A racially mixed crowd of about 200 demonstrators gathered in front of the Venice, California, home of Ronald Weekley Jr., 20, who was taken into custody by Los Angeles Police Department officers on Saturday in front of a group of angry bystanders.
Part of the confrontation was captured on a cell phone video by an onlooker. The clip, which has been broadcast on television and the Internet, shows Weekley sprawled face down on a patch of grass outside his apartment as four officers pin him to the ground and one punches him in the face.
Weekley, a student at Xavier University in Louisiana, said he was grabbed by the hair and punched repeatedly by an officer while handcuffed. Weekley said he suffered a broken nose and cheekbone and has been restricted to a liquid diet since then.
“I thought I was going to die,” Weekley told Reuters during the protest on Wednesday. “The only thing going through my mind was that I was going to die on my front porch in front of my family and friends.”
Weekley’s family has retained civil rights attorney Benjamin Crump, who represented the family of black Florida teenager Trayvon Martin, who was shot to death by a neighborhood watch volunteer earlier this year.
The boisterous but peaceful demonstrators, many of whom live in Weekley’s middle-class neighborhood, chanted, “Justice now!” while some carried signs with such slogans as “Enough is enough” and “We demand peace from our police.”
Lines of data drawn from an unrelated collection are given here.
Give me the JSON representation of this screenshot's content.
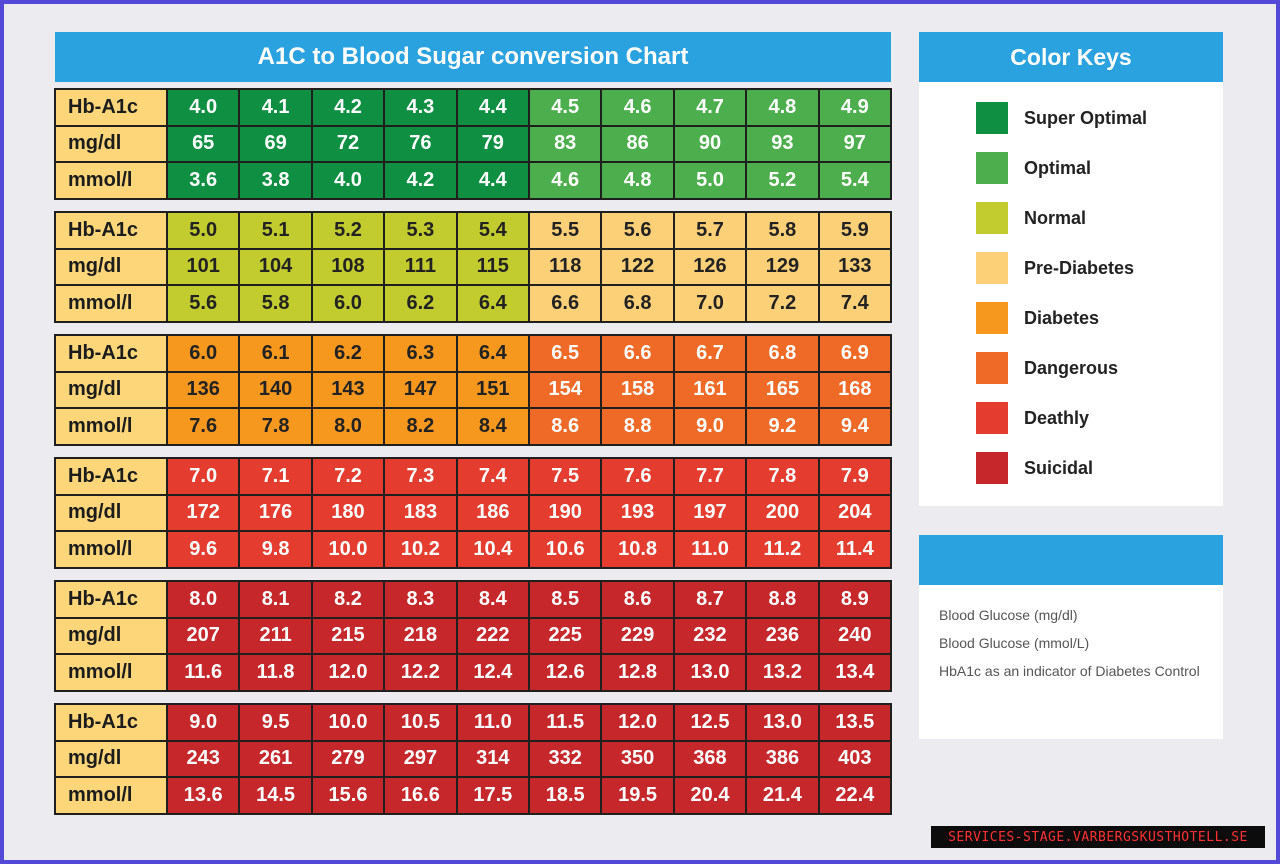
{
  "chart_data": {
    "type": "table",
    "title": "A1C to Blood Sugar conversion Chart",
    "row_labels": [
      "Hb-A1c",
      "mg/dl",
      "mmol/l"
    ],
    "blocks": [
      {
        "hba1c": [
          "4.0",
          "4.1",
          "4.2",
          "4.3",
          "4.4",
          "4.5",
          "4.6",
          "4.7",
          "4.8",
          "4.9"
        ],
        "mgdl": [
          "65",
          "69",
          "72",
          "76",
          "79",
          "83",
          "86",
          "90",
          "93",
          "97"
        ],
        "mmol": [
          "3.6",
          "3.8",
          "4.0",
          "4.2",
          "4.4",
          "4.6",
          "4.8",
          "5.0",
          "5.2",
          "5.4"
        ],
        "categories": [
          "Super Optimal",
          "Super Optimal",
          "Super Optimal",
          "Super Optimal",
          "Super Optimal",
          "Optimal",
          "Optimal",
          "Optimal",
          "Optimal",
          "Optimal"
        ]
      },
      {
        "hba1c": [
          "5.0",
          "5.1",
          "5.2",
          "5.3",
          "5.4",
          "5.5",
          "5.6",
          "5.7",
          "5.8",
          "5.9"
        ],
        "mgdl": [
          "101",
          "104",
          "108",
          "111",
          "115",
          "118",
          "122",
          "126",
          "129",
          "133"
        ],
        "mmol": [
          "5.6",
          "5.8",
          "6.0",
          "6.2",
          "6.4",
          "6.6",
          "6.8",
          "7.0",
          "7.2",
          "7.4"
        ],
        "categories": [
          "Normal",
          "Normal",
          "Normal",
          "Normal",
          "Normal",
          "Pre-Diabetes",
          "Pre-Diabetes",
          "Pre-Diabetes",
          "Pre-Diabetes",
          "Pre-Diabetes"
        ]
      },
      {
        "hba1c": [
          "6.0",
          "6.1",
          "6.2",
          "6.3",
          "6.4",
          "6.5",
          "6.6",
          "6.7",
          "6.8",
          "6.9"
        ],
        "mgdl": [
          "136",
          "140",
          "143",
          "147",
          "151",
          "154",
          "158",
          "161",
          "165",
          "168"
        ],
        "mmol": [
          "7.6",
          "7.8",
          "8.0",
          "8.2",
          "8.4",
          "8.6",
          "8.8",
          "9.0",
          "9.2",
          "9.4"
        ],
        "categories": [
          "Diabetes",
          "Diabetes",
          "Diabetes",
          "Diabetes",
          "Diabetes",
          "Dangerous",
          "Dangerous",
          "Dangerous",
          "Dangerous",
          "Dangerous"
        ]
      },
      {
        "hba1c": [
          "7.0",
          "7.1",
          "7.2",
          "7.3",
          "7.4",
          "7.5",
          "7.6",
          "7.7",
          "7.8",
          "7.9"
        ],
        "mgdl": [
          "172",
          "176",
          "180",
          "183",
          "186",
          "190",
          "193",
          "197",
          "200",
          "204"
        ],
        "mmol": [
          "9.6",
          "9.8",
          "10.0",
          "10.2",
          "10.4",
          "10.6",
          "10.8",
          "11.0",
          "11.2",
          "11.4"
        ],
        "categories": [
          "Deathly",
          "Deathly",
          "Deathly",
          "Deathly",
          "Deathly",
          "Deathly",
          "Deathly",
          "Deathly",
          "Deathly",
          "Deathly"
        ]
      },
      {
        "hba1c": [
          "8.0",
          "8.1",
          "8.2",
          "8.3",
          "8.4",
          "8.5",
          "8.6",
          "8.7",
          "8.8",
          "8.9"
        ],
        "mgdl": [
          "207",
          "211",
          "215",
          "218",
          "222",
          "225",
          "229",
          "232",
          "236",
          "240"
        ],
        "mmol": [
          "11.6",
          "11.8",
          "12.0",
          "12.2",
          "12.4",
          "12.6",
          "12.8",
          "13.0",
          "13.2",
          "13.4"
        ],
        "categories": [
          "Suicidal",
          "Suicidal",
          "Suicidal",
          "Suicidal",
          "Suicidal",
          "Suicidal",
          "Suicidal",
          "Suicidal",
          "Suicidal",
          "Suicidal"
        ]
      },
      {
        "hba1c": [
          "9.0",
          "9.5",
          "10.0",
          "10.5",
          "11.0",
          "11.5",
          "12.0",
          "12.5",
          "13.0",
          "13.5"
        ],
        "mgdl": [
          "243",
          "261",
          "279",
          "297",
          "314",
          "332",
          "350",
          "368",
          "386",
          "403"
        ],
        "mmol": [
          "13.6",
          "14.5",
          "15.6",
          "16.6",
          "17.5",
          "18.5",
          "19.5",
          "20.4",
          "21.4",
          "22.4"
        ],
        "categories": [
          "Suicidal",
          "Suicidal",
          "Suicidal",
          "Suicidal",
          "Suicidal",
          "Suicidal",
          "Suicidal",
          "Suicidal",
          "Suicidal",
          "Suicidal"
        ]
      }
    ]
  },
  "color_keys": {
    "title": "Color Keys",
    "items": [
      {
        "label": "Super Optimal",
        "color": "#0e8f41"
      },
      {
        "label": "Optimal",
        "color": "#4cae4c"
      },
      {
        "label": "Normal",
        "color": "#c2cc2e"
      },
      {
        "label": "Pre-Diabetes",
        "color": "#fcd077"
      },
      {
        "label": "Diabetes",
        "color": "#f7981e"
      },
      {
        "label": "Dangerous",
        "color": "#ef6a26"
      },
      {
        "label": "Deathly",
        "color": "#e43c2e"
      },
      {
        "label": "Suicidal",
        "color": "#c5272a"
      }
    ]
  },
  "legend": {
    "lines": [
      "Blood Glucose (mg/dl)",
      "Blood Glucose (mmol/L)",
      "HbA1c as an indicator of Diabetes Control"
    ]
  },
  "watermark": "SERVICES-STAGE.VARBERGSKUSTHOTELL.SE"
}
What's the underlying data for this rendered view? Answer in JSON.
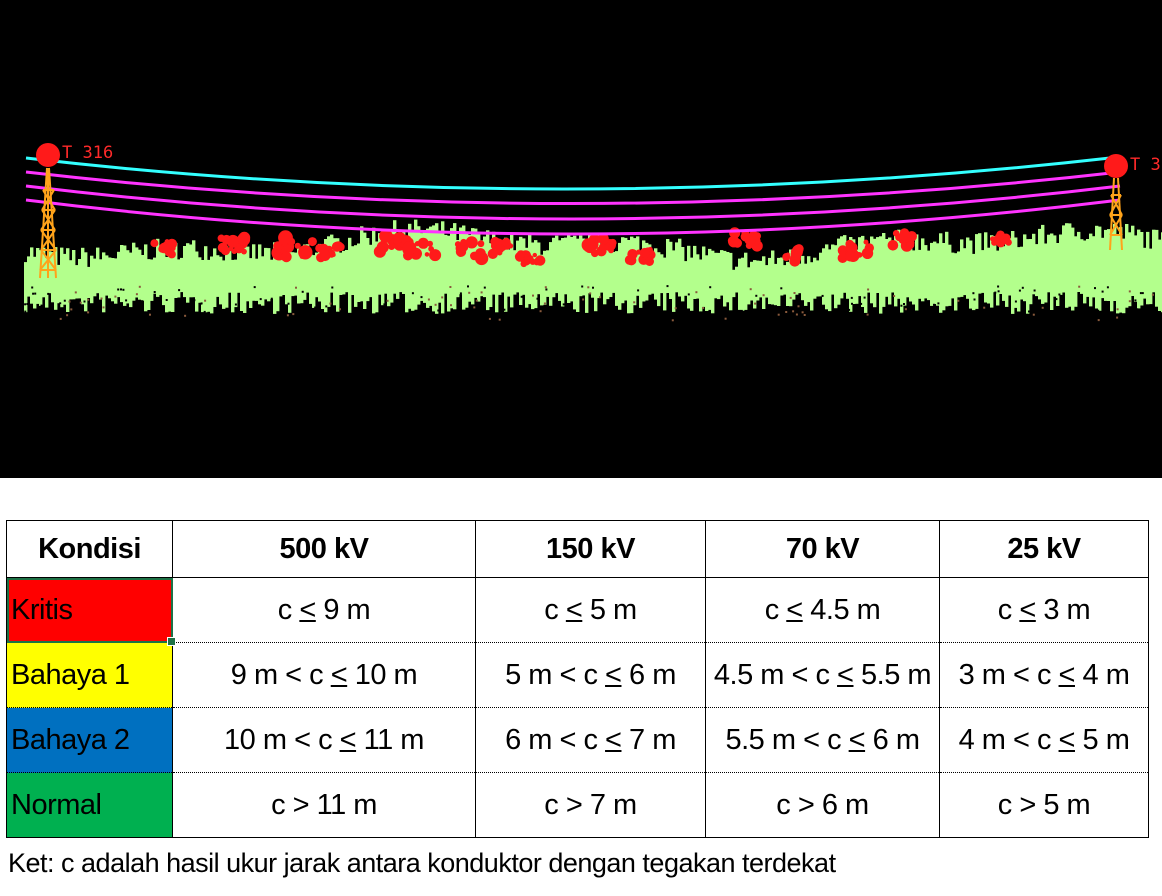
{
  "lidar_view": {
    "tower_left_label": "T 316",
    "tower_right_label": "T 3",
    "colors": {
      "background": "#000000",
      "vegetation_normal": "#b3ff8c",
      "vegetation_critical": "#ff1a1a",
      "conductor_top": "#33ffff",
      "conductor_lines": "#ff33ff",
      "tower": "#ffa31a",
      "tower_marker": "#ff1a1a"
    }
  },
  "table": {
    "headers": [
      "Kondisi",
      "500 kV",
      "150 kV",
      "70 kV",
      "25 kV"
    ],
    "rows": [
      {
        "condition": "Kritis",
        "color": "#ff0000",
        "cells": [
          [
            "c ",
            "<",
            " 9 m"
          ],
          [
            "c ",
            "<",
            " 5 m"
          ],
          [
            "c ",
            "<",
            "  4.5 m"
          ],
          [
            "c ",
            "<",
            " 3 m"
          ]
        ]
      },
      {
        "condition": "Bahaya 1",
        "color": "#ffff00",
        "cells": [
          [
            "9 m < c ",
            "<",
            " 10 m"
          ],
          [
            "5 m < c ",
            "<",
            " 6 m"
          ],
          [
            "4.5 m < c ",
            "<",
            " 5.5 m"
          ],
          [
            "3 m < c ",
            "<",
            " 4 m"
          ]
        ]
      },
      {
        "condition": "Bahaya 2",
        "color": "#0070c0",
        "cells": [
          [
            "10 m < c ",
            "<",
            " 11 m"
          ],
          [
            "6 m < c ",
            "<",
            " 7 m"
          ],
          [
            "5.5 m < c ",
            "<",
            " 6 m"
          ],
          [
            "4 m < c  ",
            "<",
            " 5 m"
          ]
        ]
      },
      {
        "condition": "Normal",
        "color": "#00b050",
        "cells": [
          [
            "c > 11 m",
            "",
            ""
          ],
          [
            "c > 7 m",
            "",
            ""
          ],
          [
            "c > 6 m",
            "",
            ""
          ],
          [
            "c > 5 m",
            "",
            ""
          ]
        ]
      }
    ]
  },
  "note": "Ket: c adalah hasil ukur jarak antara konduktor dengan tegakan terdekat"
}
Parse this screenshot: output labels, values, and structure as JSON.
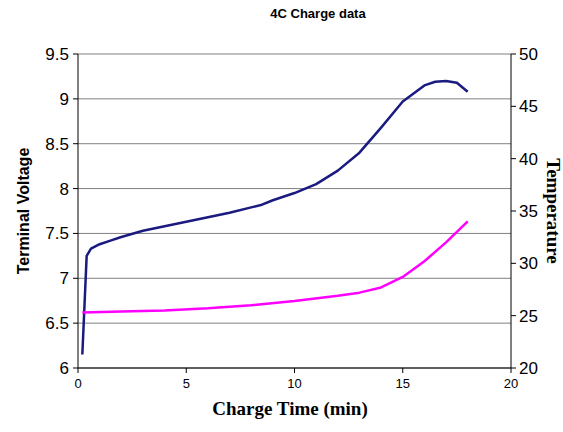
{
  "chart_data": {
    "type": "line",
    "title": "4C Charge data",
    "x_label": "Charge Time (min)",
    "y_label": "Terminal Voltage",
    "y2_label": "Temperature",
    "xlim": [
      0,
      20
    ],
    "xticks": [
      0,
      5,
      10,
      15,
      20
    ],
    "ylim": [
      6,
      9.5
    ],
    "yticks": [
      6,
      6.5,
      7,
      7.5,
      8,
      8.5,
      9,
      9.5
    ],
    "y2lim": [
      20,
      50
    ],
    "y2ticks": [
      20,
      25,
      30,
      35,
      40,
      45,
      50
    ],
    "grid": true,
    "series": [
      {
        "color": "#1a1a80",
        "x": [
          0.2,
          0.3,
          0.4,
          0.6,
          1,
          1.5,
          2,
          3,
          4,
          5,
          6,
          7,
          8,
          8.5,
          9,
          10,
          11,
          12,
          13,
          14,
          15,
          16,
          16.5,
          17,
          17.5,
          18
        ],
        "values": [
          6.15,
          6.7,
          7.25,
          7.33,
          7.38,
          7.42,
          7.46,
          7.53,
          7.58,
          7.63,
          7.68,
          7.73,
          7.79,
          7.82,
          7.87,
          7.95,
          8.05,
          8.2,
          8.4,
          8.68,
          8.97,
          9.15,
          9.19,
          9.2,
          9.18,
          9.08
        ]
      },
      {
        "color": "#ff00ff",
        "axis": "y2",
        "x": [
          0.2,
          2,
          4,
          6,
          8,
          10,
          12,
          13,
          14,
          15,
          16,
          17,
          18
        ],
        "values": [
          25.3,
          25.4,
          25.5,
          25.7,
          26,
          26.4,
          26.9,
          27.2,
          27.7,
          28.7,
          30.2,
          32,
          34
        ]
      }
    ]
  }
}
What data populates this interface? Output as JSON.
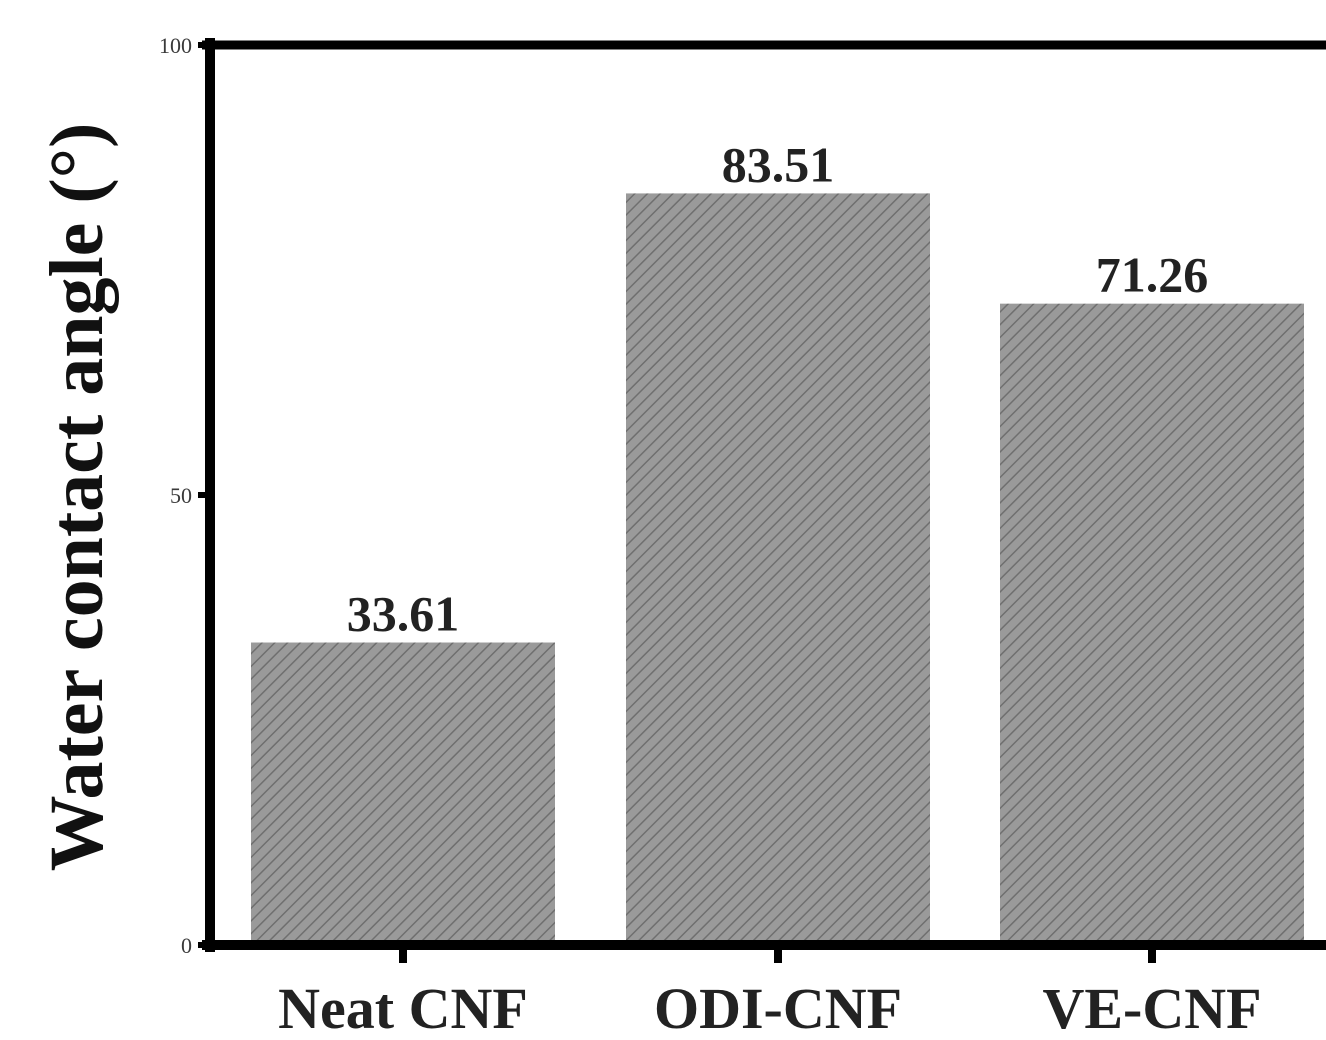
{
  "chart_data": {
    "type": "bar",
    "title": "",
    "xlabel": "",
    "ylabel": "Water contact angle (°)",
    "ylim": [
      0,
      100
    ],
    "yticks": [
      0,
      50,
      100
    ],
    "ytick_labels": [
      "0",
      "50",
      "100"
    ],
    "categories": [
      "Neat CNF",
      "ODI-CNF",
      "VE-CNF"
    ],
    "values": [
      33.61,
      83.51,
      71.26
    ],
    "data_labels": [
      "33.61",
      "83.51",
      "71.26"
    ],
    "grid": false,
    "legend": "none",
    "bar_fill": "hatched",
    "colors": {
      "bar": "#9a9a9a",
      "hatch": "#6f6f6f",
      "axis": "#000000"
    }
  }
}
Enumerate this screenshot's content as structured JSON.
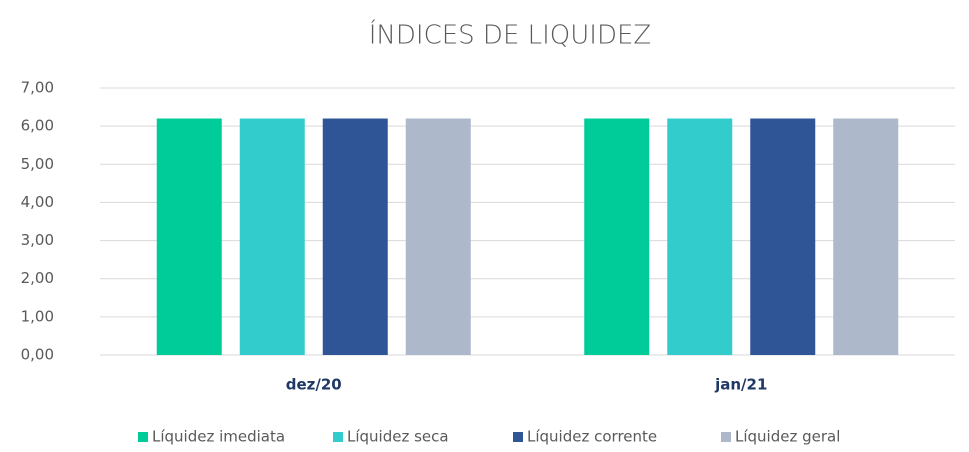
{
  "chart_data": {
    "type": "bar",
    "title": "ÍNDICES DE LIQUIDEZ",
    "categories": [
      "dez/20",
      "jan/21"
    ],
    "series": [
      {
        "name": "Líquidez imediata",
        "color": "#00cc99",
        "values": [
          6.2,
          6.2
        ]
      },
      {
        "name": "Líquidez seca",
        "color": "#33cccc",
        "values": [
          6.2,
          6.2
        ]
      },
      {
        "name": "Líquidez corrente",
        "color": "#2f5597",
        "values": [
          6.2,
          6.2
        ]
      },
      {
        "name": "Líquidez geral",
        "color": "#adb9ca",
        "values": [
          6.2,
          6.2
        ]
      }
    ],
    "ylim": [
      0,
      7
    ],
    "yticks": [
      {
        "value": 0,
        "label": "0,00"
      },
      {
        "value": 1,
        "label": "1,00"
      },
      {
        "value": 2,
        "label": "2,00"
      },
      {
        "value": 3,
        "label": "3,00"
      },
      {
        "value": 4,
        "label": "4,00"
      },
      {
        "value": 5,
        "label": "5,00"
      },
      {
        "value": 6,
        "label": "6,00"
      },
      {
        "value": 7,
        "label": "7,00"
      }
    ],
    "grid": true,
    "legend": "bottom"
  }
}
Weekley’s father, Ronald Weekley Sr., said the family was demanding that the charges against his son be dropped and that officers involved in the incident “to be identified and held accountable publicly and professionally.”
LAPD spokeswoman Karen Rayner said police officers tried to stop Weekley for illegally skateboarding in the street against traffic, and “he was subsequently arrested and booked for obstructing (and) resisting a police officer with force.”
She said he also had three outstanding warrants against him, which Weekley’s father said he believed related to curfew and bicycle-riding violations and driving without a license. She declined to give any further details of Weekley’s encounter with police or what led to his arrest.
“As with all such use-of-force incidents, it will be investigated and reviewed at the highest levels of the department,” Rayner said.